According to the paper, Prudential unveiled a forecast-beating 27% jump in first-quarter sales yesterday to £637m, boosted by its Asia division, and insisted it could thrive on its own despite cut-throat UK competition.
Standard Life admitted on Tuesday it had received a string of proposals to buy "significant stakes" in the company, but the Pru is not believed to have been one of them. "The returns are not as good in the UK as in some other parts of the world," the paper qoutes a source familiar with the situation as saying..
Prudential, the UK's second-biggest insurer, is under pressure to show evidence of growth after it rejected a £17bn takeover bid from rival Aviva last month. The new business sales figures were well above a consensus range of £508m-£614m. In the UK, sales jumped 17% to £244m, but this was inflated by a £66m deal with mutual Royal London to buy its book of pension annuities.
Mark Tucker, chief executive of Prudential, said he was chasing margin as opposed to volumes, adding rivals were gaining market share by offering unit-linked bonds at discount prices.
THE GROWING COMPLEXITY of the UK tax system is jeopardising its international competitiveness, according to company directors, reports The Financial Times.
Two out of three companies believe the tax system has become more complicated over the last five years, according to a survey of members of the Institute of Directors (IoD).

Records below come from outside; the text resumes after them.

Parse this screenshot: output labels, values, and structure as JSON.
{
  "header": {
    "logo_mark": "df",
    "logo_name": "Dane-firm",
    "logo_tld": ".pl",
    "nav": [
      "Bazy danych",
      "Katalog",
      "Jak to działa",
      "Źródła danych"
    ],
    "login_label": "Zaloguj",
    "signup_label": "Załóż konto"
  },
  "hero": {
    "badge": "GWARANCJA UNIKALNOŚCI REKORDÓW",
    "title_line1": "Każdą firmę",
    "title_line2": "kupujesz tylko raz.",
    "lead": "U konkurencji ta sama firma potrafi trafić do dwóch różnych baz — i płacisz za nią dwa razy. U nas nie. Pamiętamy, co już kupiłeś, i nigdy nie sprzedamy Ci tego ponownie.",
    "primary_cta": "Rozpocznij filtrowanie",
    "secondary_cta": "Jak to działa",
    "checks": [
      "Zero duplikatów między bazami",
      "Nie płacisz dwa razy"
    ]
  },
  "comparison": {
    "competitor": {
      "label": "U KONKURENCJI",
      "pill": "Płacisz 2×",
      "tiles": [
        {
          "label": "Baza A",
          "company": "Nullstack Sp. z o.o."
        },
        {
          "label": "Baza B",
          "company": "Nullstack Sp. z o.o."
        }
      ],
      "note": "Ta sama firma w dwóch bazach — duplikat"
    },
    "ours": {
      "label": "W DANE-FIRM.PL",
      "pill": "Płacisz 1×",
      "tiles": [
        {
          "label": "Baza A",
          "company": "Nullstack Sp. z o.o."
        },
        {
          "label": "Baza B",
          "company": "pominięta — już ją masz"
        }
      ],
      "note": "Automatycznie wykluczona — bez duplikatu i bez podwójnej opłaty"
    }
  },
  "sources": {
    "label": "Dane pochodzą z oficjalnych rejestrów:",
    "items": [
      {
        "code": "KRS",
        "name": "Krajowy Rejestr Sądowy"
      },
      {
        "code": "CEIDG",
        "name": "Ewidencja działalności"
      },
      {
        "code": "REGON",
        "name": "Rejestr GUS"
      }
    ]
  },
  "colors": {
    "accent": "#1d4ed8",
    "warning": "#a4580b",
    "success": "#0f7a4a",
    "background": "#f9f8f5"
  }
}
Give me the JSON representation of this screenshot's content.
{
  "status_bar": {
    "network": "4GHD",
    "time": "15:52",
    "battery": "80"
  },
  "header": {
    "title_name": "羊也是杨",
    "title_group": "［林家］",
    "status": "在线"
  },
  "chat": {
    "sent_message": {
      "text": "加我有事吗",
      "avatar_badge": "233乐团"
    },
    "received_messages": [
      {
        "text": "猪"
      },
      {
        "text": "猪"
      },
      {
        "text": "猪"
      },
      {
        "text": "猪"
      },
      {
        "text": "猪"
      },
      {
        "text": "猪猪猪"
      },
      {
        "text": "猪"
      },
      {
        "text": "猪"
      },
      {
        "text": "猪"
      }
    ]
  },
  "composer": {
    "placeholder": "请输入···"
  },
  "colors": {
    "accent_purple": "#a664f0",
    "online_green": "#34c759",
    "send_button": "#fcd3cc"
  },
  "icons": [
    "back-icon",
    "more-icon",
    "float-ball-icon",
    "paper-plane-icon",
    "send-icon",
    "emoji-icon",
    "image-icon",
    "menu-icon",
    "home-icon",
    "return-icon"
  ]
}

Almost 60% of the respondents thought the tax system was having a negative impact on the UK’s international competitiveness, while half of all respondents said they were spending increasing amounts of money on tax planning and compliance, and nearly 20% of them said they would consider transferring their operations outside the UK, solely because of the tax system’s complexity.
The IoD said although the mere complexity of the tax system was unlikely to drive many UK businesses abroad, it would deter foreign companies from locating a new operation in the UK.
The reason tax has become increasingly complex lies with the underlying complexities of business, the government’s desire to use tax as a policy instrument and the involvement of large numbers of people in creating tax legislation, it said.
But the IoD acknowledged that solving the problem of tax complexity was not easy and would involve difficult trade-offs. It said the government should not be afraid of tackling existing special charges and reliefs, although it was important that tax simplification did not turn into a programme to increase taxes.
INFLATION FELL below target in March to its weakest rate for more than a year, despite rising utility bills, according to figures published yesterday, reigniting hopes for a cut in interest rates, reports The Times.
City analysts were surprised by the weak figures, which saw the consumer price index (CPI) fall to 1.8% last month, down from the Bank of England’s target of 2% in February.
Most had expected inflation to be unchanged or even to rise slightly. The data was also softer than had been forecast in the Bank’s most recent Inflation Report, revitalising the case for the Bank to cut rates. Interest rate futures jumped on the news, having previously started to price in the expectation that the next move in rates would be up.
However, analysts said that the data would not make much difference at the next meeting of the Bank’s Monetary Policy Committee (MPC), in May, as much of the fall in inflation came from items such as food, which behave erratically from month to month.
Most MPC members would want to wait for more data to come out before voting for any change, particularly as petrol pump prices were steady in March but have since risen by about 5% on the back of new record oil prices.